The member setterFunction is set as private since it holds the function used for initializing the matrix and the details of it does not need to be exposed outside of the class. We also set the initializeMatrix function to a private function to hide its details from outside the class.
With TypeScript, we can create getters and setters as a way of intercepting accesses to a member of an object. This allows us to control the way our members are being used. In the above code we have a setter and getter called dimensions which will be used to get the dimension of the array. When we change the dimension through the setter, we also need to recreate the content property with the new dimensions.
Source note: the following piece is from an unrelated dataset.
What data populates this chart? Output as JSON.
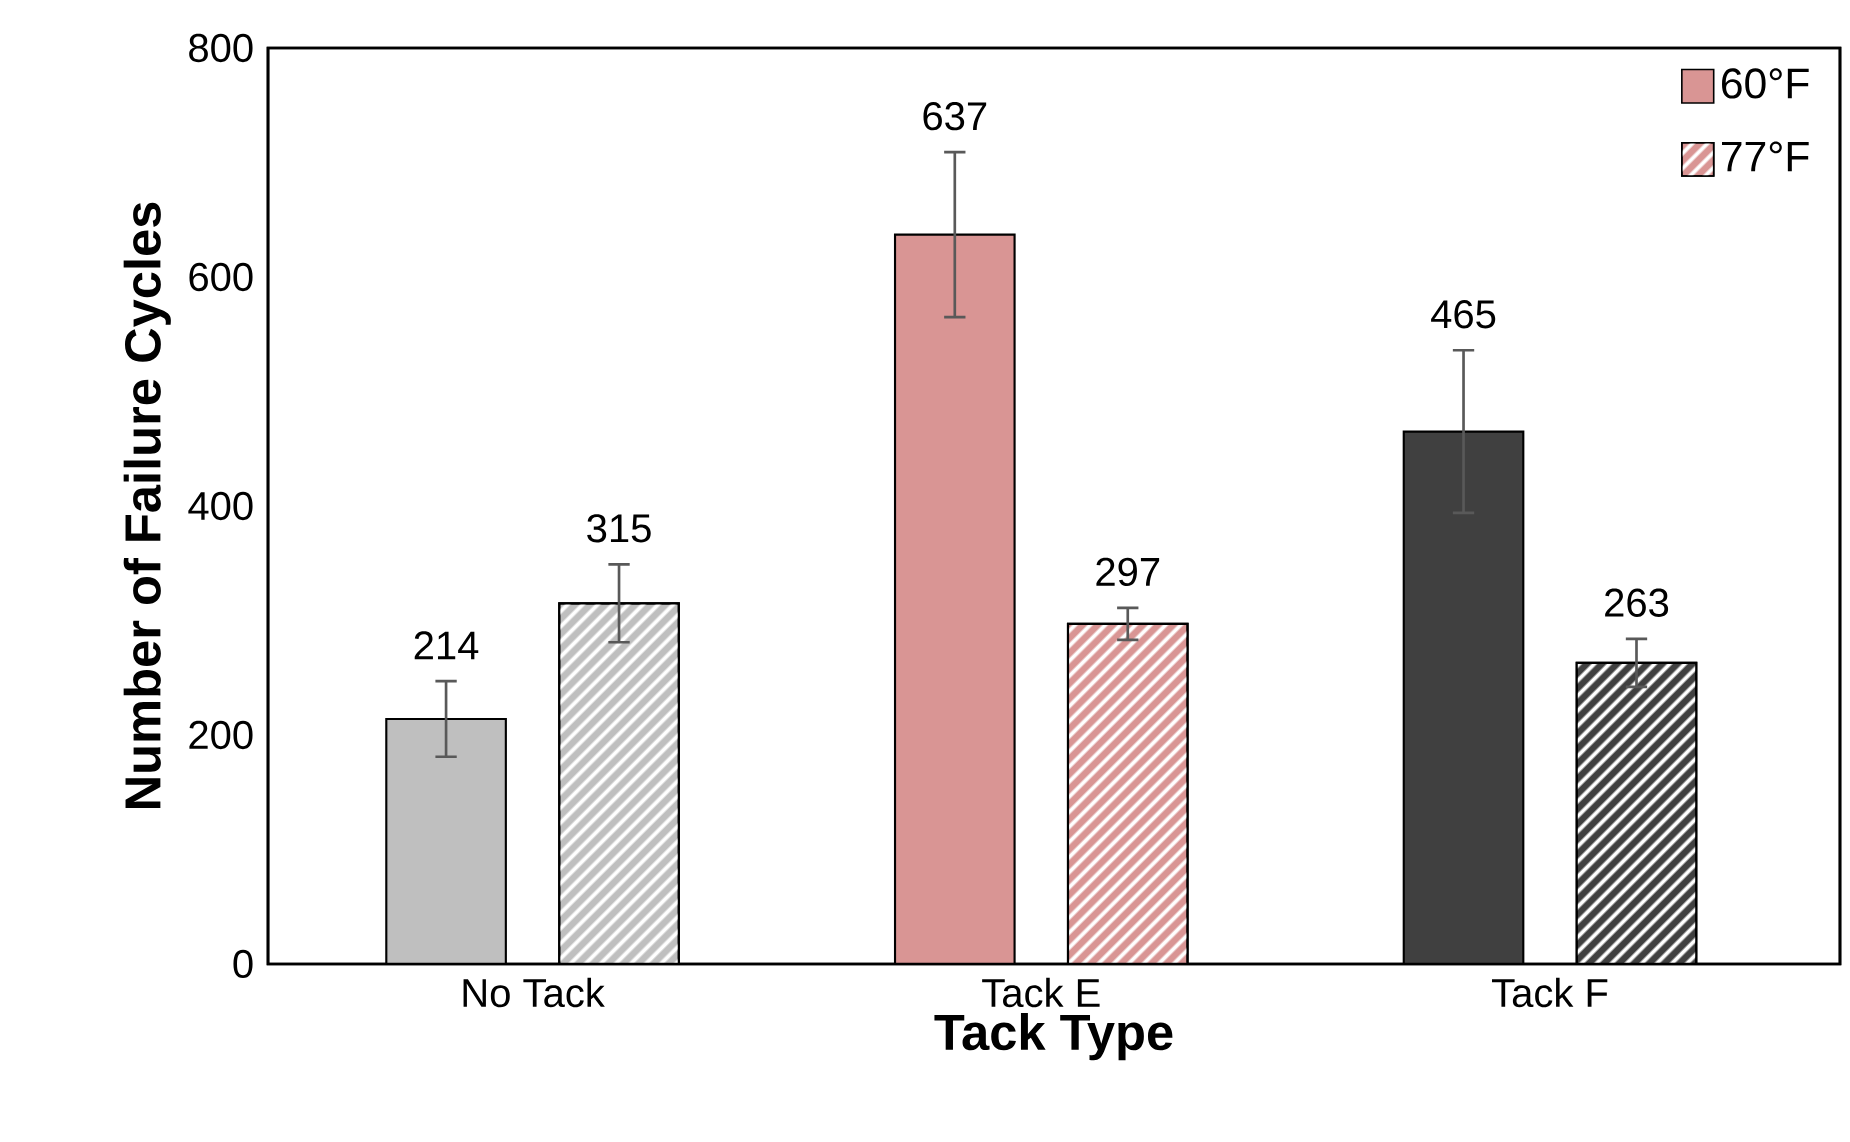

A setter and getter for the same member attribute has to be the same type. Since the getter for dimension returns a string, the setter needs to take a string. This is why we pass a string and parse it to get the dimensions. We could do further checks to make sure the format of the string is correct before proceeding to parse the string.
Inheritance
A symmetric matrix is one where the value at x,y is always the same as that at y,x. We can create a symmetric matrix class but because all the functions we defined above will apply to our class, we need the new class to be a subclass of the Matrix class, which will allow it to inherit all the properties of its parent. This can easily be done with TypeScript as well.
interface CSymMatrix {
new (size: number, el: SetMatrixFunc): IMatrix;
}
const SymmetricMatrix: CSymMatrix = class SymmetricMatrix
extends Matrix
implements IMatrix
{
constructor(size: number, el: (x: number, y: number) => string) {
super(size, size, (x, y) => {
if (x < y) return el(y, x);
else return el(x, y);
});
}
setElement(x: number, y: number, value: string): void {
super.setElement(x, y, value);
if (x < y) {
super.setElement(y, x, value);
}
}
};
let sMatrix = new SymmetricMatrix(3, (x, y) => `${x}${y}`);
console.log(sMatrix.printMatrix()); // 00 10 20 10 11 21 20 21 22SymmetricMatrix extends Matrix and inherits all the properties and members of the parent class. We must call super in the constructor to setup the instance with the parent’s constructor as well. In our case since we only have size as the dimension, we have to pass it twice to the parent constructor for both width and height.
Statics
TypeScript classes support static properties that are shared by all the instances of the class. We put and access static properties on the class itself. Taking the example above, we can add a static member called instances that tracks the number of objects instantiated from the SymmetricMatrix class. Since this member is put on the class side, we also have to add it to the CSymMatrix interface.
interface CSymMatrix {
new (size: number, el: SetMatrixFunc): IMatrix;
instances: number;
}
const SymmetricMatrix: CSymMatrix = class SymmetricMatrix
extends Matrix
implements IMatrix
{
static instances = 0;
constructor(size: number, el: (x: number, y: number) => string) {
super(size, size, (x, y) => {
if (x < y) return el(y, x);
else return el(x, y);
});
SymmetricMatrix.instances++;
}
setElement(x: number, y: number, value: string): void {
super.setElement(x, y, value);
if (x < y) {
super.setElement(y, x, value);
}
}
};
let sMatrix = new SymmetricMatrix(3, (x, y) => `${x}${y}`);
console.log(sMatrix.printMatrix()); // 00 10 20 10 11 21 20 21 22
let bMatrix = new SymmetricMatrix(2, (x, y) => `${x}${y}`);
console.log(bMatrix.printMatrix()); // 00 10 10 11
console.log(SymmetricMatrix.instances); // 2Instantiating two objects from the SymmetricMatrix class sets the instances static property to the number of times we called the constructor and we can see that logging the property gives us 2.